Banyak wanita mungkin merasa bingung dengan kemunculan istilah baru Polyendokrin Metabolic Ovarian Syndrome (PMOS). Istilah ini mulai diperkenalkan untuk menggantikan Polycystic Ovary Syndrome (PCOS) yang sudah sangat akrab di telinga masyarakat.
Perubahan nama ini dilakukan bukan tanpa alasan yang kuat. Menurut dr. M Luky Satria Syahbana Marwali, SpOG, SubspKFER, pakar dari Brawijaya Hospital Antasari, istilah PCOS selama ini memberikan kesan bahwa gangguan tersebut hanya terjadi pada indung telur.
Memahami Pergeseran Istilah dari PCOS ke PMOS
Nama PCOS yang telah digunakan selama puluhan tahun dianggap kurang akurat dalam menggambarkan cakupan penyakit yang sebenarnya. Hal ini dikarenakan diagnosis kondisi ini ternyata melibatkan banyak sistem organ di luar ovarium.
Dokter Luky menjelaskan bahwa PMOS jauh lebih representatif karena mencakup aspek endokrin dan metabolik. Penyakit ini memiliki dampak yang luas terhadap fungsi tubuh penderitanya.
Rincian komponen dalam istilah PMOS yang perlu diketahui:
- Polyendokrin: Menunjukkan adanya gangguan hormon yang kompleks, mulai dari otak, ginjal, hingga ovarium.

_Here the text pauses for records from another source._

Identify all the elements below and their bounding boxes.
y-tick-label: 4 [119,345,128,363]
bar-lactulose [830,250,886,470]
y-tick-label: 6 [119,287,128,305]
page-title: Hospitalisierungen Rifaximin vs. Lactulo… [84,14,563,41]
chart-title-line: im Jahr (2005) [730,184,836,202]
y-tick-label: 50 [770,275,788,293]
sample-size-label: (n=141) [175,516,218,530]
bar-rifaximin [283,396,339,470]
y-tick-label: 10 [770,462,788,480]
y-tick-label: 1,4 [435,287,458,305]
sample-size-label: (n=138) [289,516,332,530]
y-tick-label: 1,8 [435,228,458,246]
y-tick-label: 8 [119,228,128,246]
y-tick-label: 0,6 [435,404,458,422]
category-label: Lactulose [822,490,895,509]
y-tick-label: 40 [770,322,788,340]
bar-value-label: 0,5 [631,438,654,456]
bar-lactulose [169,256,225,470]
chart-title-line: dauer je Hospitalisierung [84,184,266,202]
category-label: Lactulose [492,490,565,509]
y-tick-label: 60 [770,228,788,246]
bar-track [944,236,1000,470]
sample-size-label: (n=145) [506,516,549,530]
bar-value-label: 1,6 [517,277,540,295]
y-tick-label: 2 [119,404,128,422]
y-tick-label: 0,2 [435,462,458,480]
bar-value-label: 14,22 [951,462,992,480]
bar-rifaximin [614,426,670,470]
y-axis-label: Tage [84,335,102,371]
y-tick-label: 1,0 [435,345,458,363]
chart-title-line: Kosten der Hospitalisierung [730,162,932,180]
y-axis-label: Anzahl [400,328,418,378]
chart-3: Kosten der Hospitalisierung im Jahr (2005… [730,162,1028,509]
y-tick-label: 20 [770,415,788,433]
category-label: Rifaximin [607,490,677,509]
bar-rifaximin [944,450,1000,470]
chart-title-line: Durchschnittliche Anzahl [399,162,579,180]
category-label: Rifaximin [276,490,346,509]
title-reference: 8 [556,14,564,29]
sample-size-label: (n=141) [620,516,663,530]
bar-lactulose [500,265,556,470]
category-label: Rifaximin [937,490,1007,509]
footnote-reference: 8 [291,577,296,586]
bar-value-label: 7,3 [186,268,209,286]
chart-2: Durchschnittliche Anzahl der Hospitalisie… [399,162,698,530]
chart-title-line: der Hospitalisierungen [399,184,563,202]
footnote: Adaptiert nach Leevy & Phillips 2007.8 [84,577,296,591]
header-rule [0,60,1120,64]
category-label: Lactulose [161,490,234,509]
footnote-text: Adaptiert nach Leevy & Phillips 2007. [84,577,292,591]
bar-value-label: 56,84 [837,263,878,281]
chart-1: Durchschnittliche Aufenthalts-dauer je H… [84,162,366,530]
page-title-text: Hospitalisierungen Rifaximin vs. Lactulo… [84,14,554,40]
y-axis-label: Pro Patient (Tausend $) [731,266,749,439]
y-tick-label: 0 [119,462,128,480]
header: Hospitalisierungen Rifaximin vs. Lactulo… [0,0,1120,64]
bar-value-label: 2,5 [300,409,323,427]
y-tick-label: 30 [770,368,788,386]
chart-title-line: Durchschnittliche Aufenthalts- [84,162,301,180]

- Metabolic: Mengacu pada masalah metabolisme tubuh, terutama fenomena resistensi insulin.
- Ovarian: Menandakan bahwa ovarium atau indung telur memang menjadi salah satu area yang terdampak.
Istilah PMOS memberikan gambaran medis yang lebih utuh bagi pasien dan tenaga kesehatan. Dengan penyebutan yang baru, masyarakat diharapkan sadar bahwa efek penyakit ini tidak hanya terbatas pada masalah reproduksi semata.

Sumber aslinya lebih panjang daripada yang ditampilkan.